He said that the only accelerated job creation and integration will ensure sustainable growth and development across the continent.

Dr. Collier, Professor of Economics and Public Policy in the Blavatnik School of Government at the University of Oxford, was delivering a keynote at the African Economic Conference 2018, hosted by the African Development Bank in Kigali, Rwanda.

He was spoke on the first day of the Conference at a high-level panel on “Drivers, Opportunities and Lessons for Africa’s integration”, comprising experts as well as high-level policymakers, who provided their reflections and perceptions on regional and continental integration.

“Africa’s easy decade is over; but the last decade of African growth was not sustainable. Now Africa must focus on its big resource – its young people. No other continent has anything like such a huge influx of young labour. Productive jobs are the priority,” Collier said.

“Young people can’t create priority jobs by themselves. Those jobs have to be created, so the prime task of policymakers in Africa over the next decade is to create productive jobs for young people at a rate that has never happened before.”

Collier added that connectivity between African countries will unlock the potential of many countries, and this connectivity has to be in terms of both physical transport and political ideology.

“Small countries are doomed to poverty unless they have open markets and free societies. And yet, the typical African country is small, with closed markets. That is a disastrous combination. So the African Continental Free Trade Area is a very important step forward,” he said.

The African Development Bank has pledged full support to the Continental Free Trade Area as part of its High 5 strategy to Integrate Africa and has invested more than $20 million over the past five years to support the institutional and human capacities of the Continental Free Trade Area Secretariat.

Another high-level panelist, Professor Ademola Oyejide, the Emeritus Professor of Economics, University of Ibadan and Chairman of the Centre for Trade and Development Initiatives, noted that regional integration must drive overall continental integration.

“We should not destroy regional economic communities by protectionism and unnecessary barriers to trade.

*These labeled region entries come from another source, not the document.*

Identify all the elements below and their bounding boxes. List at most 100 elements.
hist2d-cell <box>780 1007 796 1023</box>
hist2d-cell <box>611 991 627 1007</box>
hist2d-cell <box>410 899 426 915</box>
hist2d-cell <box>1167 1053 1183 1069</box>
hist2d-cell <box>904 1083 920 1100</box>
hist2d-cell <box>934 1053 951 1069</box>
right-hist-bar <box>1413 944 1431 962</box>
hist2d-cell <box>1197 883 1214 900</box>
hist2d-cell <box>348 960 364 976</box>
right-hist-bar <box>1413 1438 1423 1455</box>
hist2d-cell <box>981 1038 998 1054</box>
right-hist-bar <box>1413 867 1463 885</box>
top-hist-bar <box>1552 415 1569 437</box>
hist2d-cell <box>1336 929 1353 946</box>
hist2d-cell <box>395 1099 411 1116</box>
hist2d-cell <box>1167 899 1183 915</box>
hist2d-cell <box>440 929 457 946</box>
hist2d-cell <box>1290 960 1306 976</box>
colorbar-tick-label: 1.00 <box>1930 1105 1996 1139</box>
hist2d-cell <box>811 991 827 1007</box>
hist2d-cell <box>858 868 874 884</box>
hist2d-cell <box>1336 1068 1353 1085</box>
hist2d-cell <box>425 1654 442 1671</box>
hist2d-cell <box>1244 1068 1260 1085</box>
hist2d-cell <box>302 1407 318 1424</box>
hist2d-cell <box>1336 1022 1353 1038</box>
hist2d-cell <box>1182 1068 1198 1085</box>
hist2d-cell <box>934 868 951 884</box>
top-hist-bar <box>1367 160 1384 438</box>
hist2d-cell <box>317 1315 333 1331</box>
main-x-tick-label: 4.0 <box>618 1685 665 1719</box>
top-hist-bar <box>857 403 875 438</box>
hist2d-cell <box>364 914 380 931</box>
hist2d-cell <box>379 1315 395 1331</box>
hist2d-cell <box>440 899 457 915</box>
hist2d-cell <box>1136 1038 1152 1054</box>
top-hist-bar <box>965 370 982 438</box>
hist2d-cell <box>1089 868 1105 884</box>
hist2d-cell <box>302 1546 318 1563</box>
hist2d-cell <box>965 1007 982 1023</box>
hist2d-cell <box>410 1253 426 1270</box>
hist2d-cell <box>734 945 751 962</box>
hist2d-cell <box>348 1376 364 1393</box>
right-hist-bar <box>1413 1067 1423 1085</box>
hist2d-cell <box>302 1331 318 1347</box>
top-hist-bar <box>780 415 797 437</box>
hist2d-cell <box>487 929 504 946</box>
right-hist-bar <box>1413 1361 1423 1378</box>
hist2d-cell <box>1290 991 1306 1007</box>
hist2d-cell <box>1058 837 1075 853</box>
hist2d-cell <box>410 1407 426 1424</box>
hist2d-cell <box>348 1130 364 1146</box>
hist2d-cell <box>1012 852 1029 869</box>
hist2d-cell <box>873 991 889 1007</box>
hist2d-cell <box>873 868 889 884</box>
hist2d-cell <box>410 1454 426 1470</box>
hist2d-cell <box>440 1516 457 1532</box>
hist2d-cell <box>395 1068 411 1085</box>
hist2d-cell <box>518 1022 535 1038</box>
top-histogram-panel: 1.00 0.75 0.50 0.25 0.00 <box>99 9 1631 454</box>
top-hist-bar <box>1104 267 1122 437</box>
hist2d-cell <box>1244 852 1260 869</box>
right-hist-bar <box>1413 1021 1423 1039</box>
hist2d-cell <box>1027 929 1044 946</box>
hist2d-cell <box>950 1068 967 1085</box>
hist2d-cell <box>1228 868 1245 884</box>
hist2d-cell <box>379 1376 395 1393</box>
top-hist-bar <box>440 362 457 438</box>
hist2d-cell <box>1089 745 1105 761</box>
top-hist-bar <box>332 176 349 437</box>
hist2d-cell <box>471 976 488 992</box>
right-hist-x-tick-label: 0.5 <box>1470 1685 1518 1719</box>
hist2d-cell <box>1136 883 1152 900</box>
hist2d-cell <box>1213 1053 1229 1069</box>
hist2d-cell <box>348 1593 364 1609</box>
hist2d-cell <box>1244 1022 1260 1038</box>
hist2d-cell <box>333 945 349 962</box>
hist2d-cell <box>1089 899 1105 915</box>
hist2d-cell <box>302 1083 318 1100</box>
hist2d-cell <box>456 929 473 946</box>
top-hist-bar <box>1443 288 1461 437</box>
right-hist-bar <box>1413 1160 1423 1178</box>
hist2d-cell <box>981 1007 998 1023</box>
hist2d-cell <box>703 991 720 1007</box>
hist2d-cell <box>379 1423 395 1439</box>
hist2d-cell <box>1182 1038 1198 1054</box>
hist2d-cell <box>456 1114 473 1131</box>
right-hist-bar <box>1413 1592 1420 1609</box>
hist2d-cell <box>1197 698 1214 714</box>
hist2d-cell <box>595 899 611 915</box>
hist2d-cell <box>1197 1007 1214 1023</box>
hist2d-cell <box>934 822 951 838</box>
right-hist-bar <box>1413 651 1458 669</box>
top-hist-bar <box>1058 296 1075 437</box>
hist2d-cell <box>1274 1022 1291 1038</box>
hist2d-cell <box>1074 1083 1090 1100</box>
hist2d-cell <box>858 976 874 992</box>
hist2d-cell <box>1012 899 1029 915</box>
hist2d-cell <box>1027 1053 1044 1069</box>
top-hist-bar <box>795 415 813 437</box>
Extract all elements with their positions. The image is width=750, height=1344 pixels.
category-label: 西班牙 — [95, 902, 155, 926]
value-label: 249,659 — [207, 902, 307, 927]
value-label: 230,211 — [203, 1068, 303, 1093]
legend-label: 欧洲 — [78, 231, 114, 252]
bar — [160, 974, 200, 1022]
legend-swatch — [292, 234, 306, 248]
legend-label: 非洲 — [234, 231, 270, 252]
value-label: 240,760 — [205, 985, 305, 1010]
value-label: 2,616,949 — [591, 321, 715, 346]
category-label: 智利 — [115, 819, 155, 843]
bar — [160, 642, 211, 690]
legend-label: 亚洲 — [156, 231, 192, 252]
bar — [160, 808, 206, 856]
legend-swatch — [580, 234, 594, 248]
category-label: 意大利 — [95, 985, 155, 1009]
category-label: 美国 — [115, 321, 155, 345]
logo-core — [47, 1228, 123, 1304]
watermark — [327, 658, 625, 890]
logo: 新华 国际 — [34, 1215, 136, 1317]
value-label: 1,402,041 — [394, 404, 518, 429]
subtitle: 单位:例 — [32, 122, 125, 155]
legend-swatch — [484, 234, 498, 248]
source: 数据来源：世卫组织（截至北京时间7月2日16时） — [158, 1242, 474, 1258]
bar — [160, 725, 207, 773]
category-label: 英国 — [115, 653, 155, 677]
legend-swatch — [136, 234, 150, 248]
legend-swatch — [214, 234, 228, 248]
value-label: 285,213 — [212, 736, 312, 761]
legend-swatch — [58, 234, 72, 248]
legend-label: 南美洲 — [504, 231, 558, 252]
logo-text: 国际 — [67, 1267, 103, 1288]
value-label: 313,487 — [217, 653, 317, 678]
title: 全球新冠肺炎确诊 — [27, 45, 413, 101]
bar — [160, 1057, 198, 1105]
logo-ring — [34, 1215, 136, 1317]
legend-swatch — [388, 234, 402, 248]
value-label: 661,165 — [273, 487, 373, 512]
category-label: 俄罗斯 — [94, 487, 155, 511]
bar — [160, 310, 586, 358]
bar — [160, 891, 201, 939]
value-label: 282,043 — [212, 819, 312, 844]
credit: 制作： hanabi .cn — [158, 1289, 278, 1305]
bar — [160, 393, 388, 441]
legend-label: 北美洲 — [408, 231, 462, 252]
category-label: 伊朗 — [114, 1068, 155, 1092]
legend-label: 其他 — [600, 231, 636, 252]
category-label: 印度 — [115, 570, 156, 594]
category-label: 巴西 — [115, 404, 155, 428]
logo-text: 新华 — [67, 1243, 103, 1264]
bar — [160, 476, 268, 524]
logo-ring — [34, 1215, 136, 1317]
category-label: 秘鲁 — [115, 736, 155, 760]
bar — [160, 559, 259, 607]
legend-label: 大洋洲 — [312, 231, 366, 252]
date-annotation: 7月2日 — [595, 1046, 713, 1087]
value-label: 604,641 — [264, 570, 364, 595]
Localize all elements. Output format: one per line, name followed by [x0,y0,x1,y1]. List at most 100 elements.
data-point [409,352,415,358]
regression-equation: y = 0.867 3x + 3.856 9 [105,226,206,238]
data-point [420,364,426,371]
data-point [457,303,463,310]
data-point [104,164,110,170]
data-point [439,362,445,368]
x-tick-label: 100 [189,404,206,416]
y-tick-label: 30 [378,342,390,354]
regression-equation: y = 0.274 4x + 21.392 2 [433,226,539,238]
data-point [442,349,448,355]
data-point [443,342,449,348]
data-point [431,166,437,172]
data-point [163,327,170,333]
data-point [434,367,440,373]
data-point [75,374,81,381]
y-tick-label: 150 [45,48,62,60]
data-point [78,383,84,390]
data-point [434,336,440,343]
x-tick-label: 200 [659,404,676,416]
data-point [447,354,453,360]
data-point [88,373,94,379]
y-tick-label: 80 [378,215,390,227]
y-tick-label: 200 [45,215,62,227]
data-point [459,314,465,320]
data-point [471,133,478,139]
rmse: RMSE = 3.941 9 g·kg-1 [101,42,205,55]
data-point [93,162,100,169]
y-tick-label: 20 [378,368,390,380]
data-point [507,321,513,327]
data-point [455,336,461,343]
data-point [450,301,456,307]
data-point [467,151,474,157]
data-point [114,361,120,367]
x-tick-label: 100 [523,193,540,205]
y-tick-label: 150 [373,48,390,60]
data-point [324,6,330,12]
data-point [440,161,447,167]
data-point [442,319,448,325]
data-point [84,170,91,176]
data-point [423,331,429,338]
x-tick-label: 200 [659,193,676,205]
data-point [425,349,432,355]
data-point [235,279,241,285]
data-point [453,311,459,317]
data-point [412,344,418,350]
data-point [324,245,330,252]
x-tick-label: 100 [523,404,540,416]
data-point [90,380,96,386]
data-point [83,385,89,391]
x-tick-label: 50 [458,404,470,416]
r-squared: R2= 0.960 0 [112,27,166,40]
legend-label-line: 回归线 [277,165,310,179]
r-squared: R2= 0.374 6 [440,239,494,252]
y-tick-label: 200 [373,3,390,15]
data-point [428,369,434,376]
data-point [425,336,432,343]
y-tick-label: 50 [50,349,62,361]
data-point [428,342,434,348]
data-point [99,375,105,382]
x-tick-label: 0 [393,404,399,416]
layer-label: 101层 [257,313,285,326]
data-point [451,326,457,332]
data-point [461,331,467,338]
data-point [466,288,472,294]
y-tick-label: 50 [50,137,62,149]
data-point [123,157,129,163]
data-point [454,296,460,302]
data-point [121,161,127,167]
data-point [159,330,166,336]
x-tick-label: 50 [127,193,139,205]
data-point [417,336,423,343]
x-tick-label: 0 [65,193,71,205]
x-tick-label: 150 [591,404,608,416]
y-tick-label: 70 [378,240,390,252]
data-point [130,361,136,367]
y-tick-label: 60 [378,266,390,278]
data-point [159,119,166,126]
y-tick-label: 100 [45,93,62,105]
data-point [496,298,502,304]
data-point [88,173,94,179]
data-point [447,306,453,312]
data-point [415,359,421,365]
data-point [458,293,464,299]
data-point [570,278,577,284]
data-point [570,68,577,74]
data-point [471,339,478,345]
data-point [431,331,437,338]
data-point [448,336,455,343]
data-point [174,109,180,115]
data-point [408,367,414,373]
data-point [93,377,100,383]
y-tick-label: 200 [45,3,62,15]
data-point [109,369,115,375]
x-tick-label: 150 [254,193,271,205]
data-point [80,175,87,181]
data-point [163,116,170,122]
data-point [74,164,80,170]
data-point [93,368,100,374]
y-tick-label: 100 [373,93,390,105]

We as African leaders are not in the business of designing theoretical regional programmes: we expect real progress from the regional blocs,” he said.

Professor Klaus Zimmermann, President of the Global Labor Organization, added, “Africa is now on the right path and has to move in the direction of the AfCFTA. One of the most important playing cards in this game is the people of Africa.”

A common message from other high-level panelists, such as Prof. Emmanuel Nnadozie, the Executive Secretary of the African Capacity Building Foundation, was that governments must adopt policies to enable their countries to achieve economic diversification and reduce their dependence on primary commodities.

The Continental Free Trade Area is expected to boost intra-African trade by up to $35 billion per year, creating a 52% increase in trade by 2022; and a vital $10 billion decrease in imports to Africa.

In addition, the African Development Bank Group is accelerating the impact of its flagship Jobs for Youth in Africa (JfYA) Strategy (2016-2025) designed to support African countries in overcoming youth unemployment and underemployment.

The goal of the strategy is to create 25 million jobs for African youth over the next decade and to equip 50 million youth with employability and entrepreneurial skills.